Religious conversion

photoAccording to a story tinged with legend and miracle, Alessandro Manzoni’s conversion (on which he was reluctant to comment) took place in the Parisian Church of Saint-Roch on 2 April 1810. During the celebrations for Napoleon’s marriage to Maria Luisa of Austria, the street crowds panicked after a few fire-crackers exploded and started to scatter, causing numerous victims among the crowds. Alessandro and Henriette became separated in the throng. Pushed along by people trying to escape, Manzoni found himself on the steps of the Church and took shelter inside. In the silence and peace inside the Church, he begged to find his wife again. Upon leaving the Church, the newly converted Manzoni found his wife.

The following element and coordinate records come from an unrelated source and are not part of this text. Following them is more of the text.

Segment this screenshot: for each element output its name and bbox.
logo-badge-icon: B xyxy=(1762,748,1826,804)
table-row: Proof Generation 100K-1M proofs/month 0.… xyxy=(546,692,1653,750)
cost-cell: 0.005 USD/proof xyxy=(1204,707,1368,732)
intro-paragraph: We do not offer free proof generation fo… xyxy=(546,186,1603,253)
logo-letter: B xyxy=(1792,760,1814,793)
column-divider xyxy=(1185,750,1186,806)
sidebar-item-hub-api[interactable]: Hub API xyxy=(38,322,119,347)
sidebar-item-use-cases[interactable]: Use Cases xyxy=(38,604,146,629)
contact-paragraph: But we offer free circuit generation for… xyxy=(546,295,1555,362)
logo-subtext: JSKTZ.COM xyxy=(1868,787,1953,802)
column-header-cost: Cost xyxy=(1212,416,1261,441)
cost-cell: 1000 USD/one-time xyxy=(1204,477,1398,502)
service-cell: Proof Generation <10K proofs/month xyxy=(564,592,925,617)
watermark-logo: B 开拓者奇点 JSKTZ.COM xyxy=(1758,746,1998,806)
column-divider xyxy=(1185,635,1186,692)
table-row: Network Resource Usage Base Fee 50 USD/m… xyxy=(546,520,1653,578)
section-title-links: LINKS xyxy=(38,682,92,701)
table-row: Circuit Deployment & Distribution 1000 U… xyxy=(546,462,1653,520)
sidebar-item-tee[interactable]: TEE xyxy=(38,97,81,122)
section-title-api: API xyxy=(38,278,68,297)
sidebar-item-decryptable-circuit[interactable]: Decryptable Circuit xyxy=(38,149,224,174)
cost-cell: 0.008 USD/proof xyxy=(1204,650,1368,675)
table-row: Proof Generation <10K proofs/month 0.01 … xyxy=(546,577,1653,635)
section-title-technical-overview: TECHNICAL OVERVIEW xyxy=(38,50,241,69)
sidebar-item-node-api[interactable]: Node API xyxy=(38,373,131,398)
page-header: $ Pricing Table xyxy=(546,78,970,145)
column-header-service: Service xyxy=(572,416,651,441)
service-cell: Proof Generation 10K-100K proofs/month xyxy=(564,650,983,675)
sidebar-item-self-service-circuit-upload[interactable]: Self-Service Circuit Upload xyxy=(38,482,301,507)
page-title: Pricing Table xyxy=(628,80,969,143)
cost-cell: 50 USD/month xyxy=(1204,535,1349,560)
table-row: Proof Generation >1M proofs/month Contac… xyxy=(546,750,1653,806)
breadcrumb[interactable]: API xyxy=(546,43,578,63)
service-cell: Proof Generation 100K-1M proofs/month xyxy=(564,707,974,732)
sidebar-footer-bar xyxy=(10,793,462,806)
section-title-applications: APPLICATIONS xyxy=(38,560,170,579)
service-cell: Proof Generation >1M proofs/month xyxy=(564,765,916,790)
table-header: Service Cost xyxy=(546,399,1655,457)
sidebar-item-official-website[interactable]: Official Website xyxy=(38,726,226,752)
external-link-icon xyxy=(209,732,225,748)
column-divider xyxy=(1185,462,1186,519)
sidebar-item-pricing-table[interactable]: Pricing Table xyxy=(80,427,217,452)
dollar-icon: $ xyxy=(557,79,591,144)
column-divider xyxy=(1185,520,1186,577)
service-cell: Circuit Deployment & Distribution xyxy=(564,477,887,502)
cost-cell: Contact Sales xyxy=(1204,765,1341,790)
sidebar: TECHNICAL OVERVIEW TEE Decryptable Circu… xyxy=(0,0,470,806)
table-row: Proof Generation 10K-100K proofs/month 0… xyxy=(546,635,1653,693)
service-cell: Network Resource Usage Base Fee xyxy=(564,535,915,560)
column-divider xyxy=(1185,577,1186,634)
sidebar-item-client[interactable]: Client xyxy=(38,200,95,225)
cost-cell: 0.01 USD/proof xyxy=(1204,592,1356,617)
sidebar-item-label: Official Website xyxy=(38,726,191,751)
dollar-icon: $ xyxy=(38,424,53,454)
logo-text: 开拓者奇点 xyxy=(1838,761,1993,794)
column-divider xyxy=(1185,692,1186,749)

The episode is also narrated with variations, for example, Manzoni goes into the Church of his own accord and asks God to reveal himself. Clearly, however, his conversion was not due to a sudden flash but the outcome of a long process of meditation, an outcome that was never definitive or certain, and constantly subjected to doubt and confirmation (as during his crisis in 1817). Religious conversion was also a rather common phenomenon among intellectuals disappointed by and afraid of the Revolution and the Napoleonic regime. Manzoni’s first confessor was the Jansenist priest, Eustachio Degola, who also prepared Henriette for her conversion to Catholicism (approved with her abjuration on 22 May 1810). The Saint-Roch story nonetheless contains several reliable biographical details, such as Manzoni’s fear of crowds, his agoraphobia and panic attacks, all recurring symptoms of his neuroses. He re-elaborates artistically these features of his life, through, for example, the scenes of the rioting crowds in the Promessi Sposi (Chapters XII-XIII), and through the conversion of certain major characters such as the Innominato and Father Cristoforo.